Vendeur de concombres à Paris

« La lumière du jour… c’est la lumière de Paris, la lumière des peintres. Elle semble tomber comme une caresse » écrit Irving Penn.

Paris sera une nouvelle étape prolifique (cinquième volet de l’exposition) dans la rencontre des gens, convoqués de la rue dans le studio improvisé de Penn. Puis viendront d’autres destinations, d’autres populations qui attirent le photographe américain et sa petite équipe aux quatre coins de la planète. Des contre-champs de l’exposition et un film nous éclairent sur sa méthode, son obsession pour la lumière qu’il souhaite naturelle, sa relation au temps lors de la prise de vue. Rappel : le Rolleiflex autorise 12 vues, ensuite il faut recharger avec une nouvelle bobine : le bavardage reste limité. La France au travers de cette présentation somptueuse du Grand Palais célèbre enfin Penn, jamais présent aux Rencontres d’Arles ou encore ignoré de la précieuse collection Photo Poche, créé par Robert Delpire (1926-2017).

L’intime dévoilé

Nombre de volets de Penn au Grand Palais révèlent l’intime du grand photographe, à commencer par sa relation sensible avec le modèle Lisa Fonssagrives (1911-1992) qui deviendra son épouse et mère de leur fils. Les séries sur « Les cigarettes » (1972), à rapprocher ce celles intitulées « Sous les pieds » ou encore « Objets de la rue » ouvrent des horizons dans lesquelles les critiques s’engouffrent avec délectation. Nous est donné à voir par Penn, qui livre ici son opinion, non des natures mortes mais ce que l’être humain génère, oublie, détériore… l’expression d’un photographe « concerned » [2]

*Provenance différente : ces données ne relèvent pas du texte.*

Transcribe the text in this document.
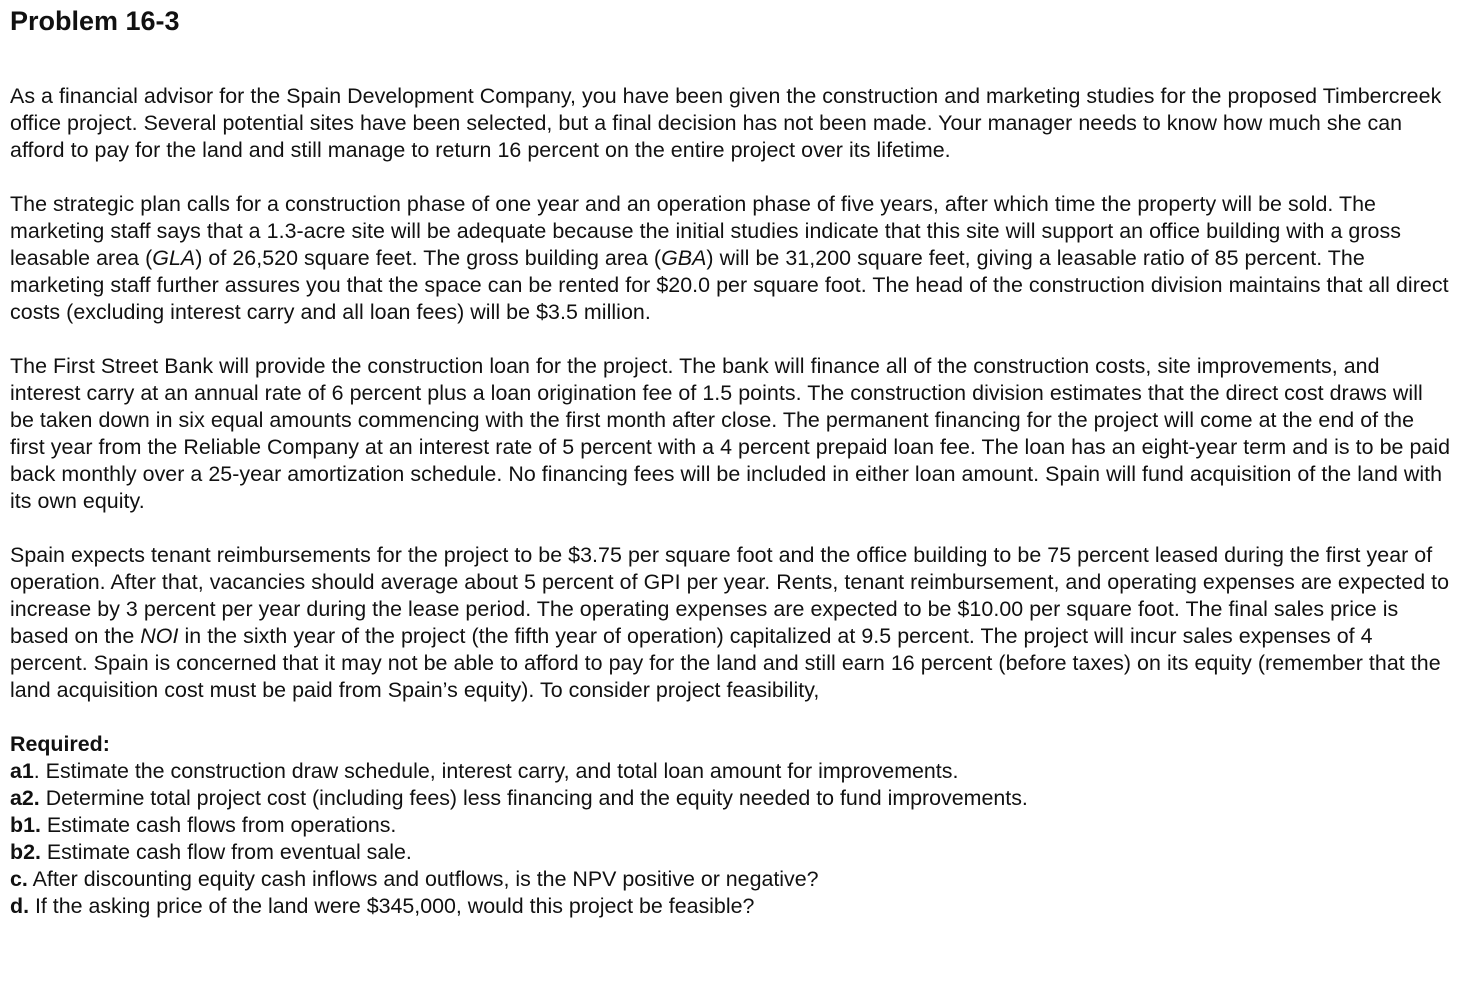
Problem 16-3

As a financial advisor for the Spain Development Company, you have been given the construction and marketing studies for the proposed Timbercreek office project. Several potential sites have been selected, but a final decision has not been made. Your manager needs to know how much she can afford to pay for the land and still manage to return 16 percent on the entire project over its lifetime.

The strategic plan calls for a construction phase of one year and an operation phase of five years, after which time the property will be sold. The marketing staff says that a 1.3-acre site will be adequate because the initial studies indicate that this site will support an office building with a gross leasable area (GLA) of 26,520 square feet. The gross building area (GBA) will be 31,200 square feet, giving a leasable ratio of 85 percent. The marketing staff further assures you that the space can be rented for $20.0 per square foot. The head of the construction division maintains that all direct costs (excluding interest carry and all loan fees) will be $3.5 million.

The First Street Bank will provide the construction loan for the project. The bank will finance all of the construction costs, site improvements, and interest carry at an annual rate of 6 percent plus a loan origination fee of 1.5 points. The construction division estimates that the direct cost draws will be taken down in six equal amounts commencing with the first month after close. The permanent financing for the project will come at the end of the first year from the Reliable Company at an interest rate of 5 percent with a 4 percent prepaid loan fee. The loan has an eight-year term and is to be paid back monthly over a 25-year amortization schedule. No financing fees will be included in either loan amount. Spain will fund acquisition of the land with its own equity.

Spain expects tenant reimbursements for the project to be $3.75 per square foot and the office building to be 75 percent leased during the first year of operation. After that, vacancies should average about 5 percent of GPI per year. Rents, tenant reimbursement, and operating expenses are expected to increase by 3 percent per year during the lease period. The operating expenses are expected to be $10.00 per square foot. The final sales price is based on the NOI in the sixth year of the project (the fifth year of operation) capitalized at 9.5 percent. The project will incur sales expenses of 4 percent. Spain is concerned that it may not be able to afford to pay for the land and still earn 16 percent (before taxes) on its equity (remember that the land acquisition cost must be paid from Spain’s equity). To consider project feasibility,

Required:

a1. Estimate the construction draw schedule, interest carry, and total loan amount for improvements.

a2. Determine total project cost (including fees) less financing and the equity needed to fund improvements.

b1. Estimate cash flows from operations.

b2. Estimate cash flow from eventual sale.

c. After discounting equity cash inflows and outflows, is the NPV positive or negative?

d. If the asking price of the land were $345,000, would this project be feasible?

Complément indispensable de la visite, un livre important faisant office de catalogue dans lequel les amateurs de jazz et fans de Miles Davis auront accès aux coulisses de l’incroyable séance photo de 1986 pour le disque Tutu [3].

Christian Ducasse
Photographie

Irving Penn, du 21 Septembre 2017 au 29 Janvier 2018 au Grand Palais, Galeries nationales

[1] « El viejo y remoto corazón de América » ou « l’ancien et lointain cœur de l’Amérique », soit la définition selon le poète Pablo Neruda de la ville légendaire de Cuzco, réceptacle de l’âme des Incas.

[2] « Concerned » s’applique généralement à la notion d’engagement ou de militantisme mais ce terme typiquement américain reste difficilement traduisible en français.

[3] Irving Penn : le centenaire, éditions de La Réunion des musée nationaux, 59 €.